5. “Convenção dos Direitos do Homem e das Liberdades Fundamentais” (04.11.1950): tem por objetivo proteger os direitos humanos, permitindo o controle judiciário do respeito dos direitos individuais. Em 1954 foi criada a Corte Europeia de Direitos Humanos.

Declaração Universal dos Direitos do Homem, ARTIGO I : “Todos os homens nascem livres e iguais em dignidade e direitos. São dotados de razão e consciência e devem agir em relação uns aos outros com respeito e fraternidade”; Artigo II: “Todos os seres humanos podem invocar os direitos e as liberdades proclamados na presente Declaração, sem distinção alguma, nomeadamente de raça, de cor, de sexo, de língua, de religião, de opinião política ou outra, de origem nacional ou social, de fortuna, de nascimento ou de qualquer outra situação. ... Artigo III: Todo homem tem direito à vida, à liberdade e à segurança pessoal”. ... Artigo XIX: “Todo homem tem direito à liberdade de opinião e expressão... Artigo XX: Todo homem tem direito à liberdade de reunião e associação pacífica... Artigo XXIII: Todo homem tem direito ao trabalho, à livre escolha do emprego, a condições justas e favoráveis de trabalho e à proteção contra o desemprego. Todo homem, sem qualquer distinção, tem direito a igual remuneração por igual trabalho, ... a uma remuneração justa e satisfatória, que lhe assegure, assim como à sua família, uma existência compatível com a dignidade humana...” Artigo XXIX: “Todo homem tem deveres para com a comunidade, na qual é possível o livre e pleno desenvolvimento de sua personalidade...”.

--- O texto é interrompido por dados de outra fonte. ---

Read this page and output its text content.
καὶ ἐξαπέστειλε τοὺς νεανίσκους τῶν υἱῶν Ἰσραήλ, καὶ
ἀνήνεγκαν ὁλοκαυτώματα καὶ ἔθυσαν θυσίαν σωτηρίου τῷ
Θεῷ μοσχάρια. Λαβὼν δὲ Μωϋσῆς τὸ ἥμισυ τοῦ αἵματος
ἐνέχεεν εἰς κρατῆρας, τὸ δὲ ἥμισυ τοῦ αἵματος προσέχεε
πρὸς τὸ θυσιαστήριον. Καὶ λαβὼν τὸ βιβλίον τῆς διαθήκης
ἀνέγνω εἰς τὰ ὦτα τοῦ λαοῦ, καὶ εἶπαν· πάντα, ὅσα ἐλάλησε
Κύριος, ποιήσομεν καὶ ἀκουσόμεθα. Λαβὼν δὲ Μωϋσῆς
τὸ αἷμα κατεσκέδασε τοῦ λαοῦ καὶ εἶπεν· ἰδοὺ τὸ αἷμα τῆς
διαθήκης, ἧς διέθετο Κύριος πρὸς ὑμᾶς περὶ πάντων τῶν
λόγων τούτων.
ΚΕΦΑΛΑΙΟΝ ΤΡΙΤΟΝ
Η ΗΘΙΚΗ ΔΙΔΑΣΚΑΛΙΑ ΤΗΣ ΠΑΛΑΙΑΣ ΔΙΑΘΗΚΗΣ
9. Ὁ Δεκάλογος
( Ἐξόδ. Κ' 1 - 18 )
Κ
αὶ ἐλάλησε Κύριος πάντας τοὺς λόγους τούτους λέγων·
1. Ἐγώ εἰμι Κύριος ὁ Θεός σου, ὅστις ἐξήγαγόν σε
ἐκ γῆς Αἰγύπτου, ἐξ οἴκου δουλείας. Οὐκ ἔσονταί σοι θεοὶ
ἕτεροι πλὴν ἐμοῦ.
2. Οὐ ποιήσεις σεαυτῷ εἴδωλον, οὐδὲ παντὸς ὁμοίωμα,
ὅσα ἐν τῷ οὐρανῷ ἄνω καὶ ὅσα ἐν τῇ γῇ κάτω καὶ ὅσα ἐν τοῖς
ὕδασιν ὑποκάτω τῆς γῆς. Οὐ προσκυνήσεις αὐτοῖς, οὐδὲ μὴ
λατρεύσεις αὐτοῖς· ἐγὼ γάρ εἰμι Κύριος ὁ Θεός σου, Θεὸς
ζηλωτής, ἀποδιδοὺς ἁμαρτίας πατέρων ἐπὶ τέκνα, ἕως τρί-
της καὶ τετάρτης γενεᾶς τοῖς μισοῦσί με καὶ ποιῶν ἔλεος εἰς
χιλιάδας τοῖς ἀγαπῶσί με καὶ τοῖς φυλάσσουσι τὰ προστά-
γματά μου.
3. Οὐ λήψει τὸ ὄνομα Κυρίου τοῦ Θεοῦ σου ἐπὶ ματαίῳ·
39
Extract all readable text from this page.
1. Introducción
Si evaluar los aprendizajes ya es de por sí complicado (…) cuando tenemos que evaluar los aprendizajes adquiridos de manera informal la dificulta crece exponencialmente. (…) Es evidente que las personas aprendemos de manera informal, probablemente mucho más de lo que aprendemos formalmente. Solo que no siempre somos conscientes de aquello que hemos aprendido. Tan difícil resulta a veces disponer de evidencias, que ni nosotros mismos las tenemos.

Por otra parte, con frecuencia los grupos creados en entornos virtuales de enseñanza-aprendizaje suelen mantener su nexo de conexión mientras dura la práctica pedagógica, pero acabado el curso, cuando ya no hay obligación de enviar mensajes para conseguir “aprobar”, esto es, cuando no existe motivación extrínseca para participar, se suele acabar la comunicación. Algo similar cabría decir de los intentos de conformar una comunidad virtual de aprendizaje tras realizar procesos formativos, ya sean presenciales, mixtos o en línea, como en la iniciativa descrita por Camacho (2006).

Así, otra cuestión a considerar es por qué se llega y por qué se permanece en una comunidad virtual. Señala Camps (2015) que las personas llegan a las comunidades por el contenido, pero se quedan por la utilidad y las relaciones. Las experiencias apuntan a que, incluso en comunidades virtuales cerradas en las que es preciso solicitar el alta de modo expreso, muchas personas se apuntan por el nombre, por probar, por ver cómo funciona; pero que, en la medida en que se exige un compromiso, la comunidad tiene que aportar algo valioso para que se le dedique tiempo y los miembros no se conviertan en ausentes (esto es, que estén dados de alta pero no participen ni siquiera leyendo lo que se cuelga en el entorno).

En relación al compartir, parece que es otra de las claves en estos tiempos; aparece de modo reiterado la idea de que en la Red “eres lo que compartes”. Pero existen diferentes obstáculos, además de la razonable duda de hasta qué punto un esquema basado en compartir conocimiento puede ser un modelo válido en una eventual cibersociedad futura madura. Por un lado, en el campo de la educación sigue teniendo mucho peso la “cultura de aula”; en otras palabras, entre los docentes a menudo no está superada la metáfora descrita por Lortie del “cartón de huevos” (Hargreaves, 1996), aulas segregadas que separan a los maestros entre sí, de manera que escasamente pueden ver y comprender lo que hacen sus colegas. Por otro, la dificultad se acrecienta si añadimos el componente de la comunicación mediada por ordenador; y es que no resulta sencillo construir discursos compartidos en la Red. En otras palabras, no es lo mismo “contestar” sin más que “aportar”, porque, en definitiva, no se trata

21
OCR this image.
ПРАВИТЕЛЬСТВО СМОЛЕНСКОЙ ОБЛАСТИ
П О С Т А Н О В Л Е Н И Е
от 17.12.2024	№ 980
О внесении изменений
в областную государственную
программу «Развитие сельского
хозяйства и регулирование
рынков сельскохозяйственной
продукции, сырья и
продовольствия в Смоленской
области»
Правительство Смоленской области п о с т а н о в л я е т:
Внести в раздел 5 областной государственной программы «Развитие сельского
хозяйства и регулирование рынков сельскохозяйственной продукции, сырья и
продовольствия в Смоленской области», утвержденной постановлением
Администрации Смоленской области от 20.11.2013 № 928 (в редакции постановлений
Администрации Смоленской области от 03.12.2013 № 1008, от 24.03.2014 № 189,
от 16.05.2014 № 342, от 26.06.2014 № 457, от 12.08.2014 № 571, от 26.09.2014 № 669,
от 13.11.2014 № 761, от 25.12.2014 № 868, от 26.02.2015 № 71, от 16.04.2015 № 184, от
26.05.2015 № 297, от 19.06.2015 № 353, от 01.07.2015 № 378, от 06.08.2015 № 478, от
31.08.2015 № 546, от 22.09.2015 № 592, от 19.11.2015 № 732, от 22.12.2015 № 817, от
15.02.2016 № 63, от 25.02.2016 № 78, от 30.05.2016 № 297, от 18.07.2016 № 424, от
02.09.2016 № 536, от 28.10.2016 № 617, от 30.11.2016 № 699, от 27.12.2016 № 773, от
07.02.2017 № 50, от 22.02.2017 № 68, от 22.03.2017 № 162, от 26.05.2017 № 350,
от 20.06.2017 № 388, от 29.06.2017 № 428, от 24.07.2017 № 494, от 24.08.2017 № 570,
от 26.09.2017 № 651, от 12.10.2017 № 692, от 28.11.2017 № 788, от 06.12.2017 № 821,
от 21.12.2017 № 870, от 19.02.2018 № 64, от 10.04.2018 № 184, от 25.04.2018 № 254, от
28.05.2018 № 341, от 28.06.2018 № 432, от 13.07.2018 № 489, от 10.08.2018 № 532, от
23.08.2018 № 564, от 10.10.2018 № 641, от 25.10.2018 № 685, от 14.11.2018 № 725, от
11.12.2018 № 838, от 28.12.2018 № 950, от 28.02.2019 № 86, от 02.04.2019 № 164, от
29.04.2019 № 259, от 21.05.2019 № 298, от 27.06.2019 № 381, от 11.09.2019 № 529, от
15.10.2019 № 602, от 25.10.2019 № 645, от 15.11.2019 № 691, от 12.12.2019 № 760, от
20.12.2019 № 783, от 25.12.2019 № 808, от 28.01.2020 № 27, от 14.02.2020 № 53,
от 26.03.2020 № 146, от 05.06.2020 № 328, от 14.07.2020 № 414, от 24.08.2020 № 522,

6. Constata-se a inclusão do teor destas declarações em muitas constituições e textos legais. A Constituição do Brasil define os direitos humanos assegurados a todos os habitantes do nosso país (mesmo a quem não é cidadão).

7. Na América Latina temos a Convenção Latino-americana de Direitos Humanos  (Pacto de S. José, Costa Rica (1969) e a Corte Interamericana de Direitos Humanos (Estatuto aprovado em 1979). O Brasil aderiu a este Pacto em 1992.

8. Os direitos humanos são reforçados através de processos que garantam a autonomia privada e a autonomia pública aos titulares de direitos; essas autonomias se pressupõem mutuamente.

9. Os direitos humanos têm um fundamento racional (são postulados da razão); foram definidos historicamente através de embates políticos, sobretudo contra poderes despóticos.

10. Os direitos humanos têm base no “Direito Natural” (legitimação jusnaturalista): antes de serem definidos na Declaração Universal dos Direitos Humanos, constituem verdadeiros direitos ou exigências morais, inerentes a todos ser humano. 

11. Origem dos direitos humanos: a) origem política: de uma vontade coletiva, através de protestos e lutas; b) origem religiosa: convicções de fé (católica, evangélica e de outras crenças); c) origem histórica: expressão de direitos conquistados por grupos de cidadãos, por movimentos ou categorias, em diversas circunstâncias e épocas.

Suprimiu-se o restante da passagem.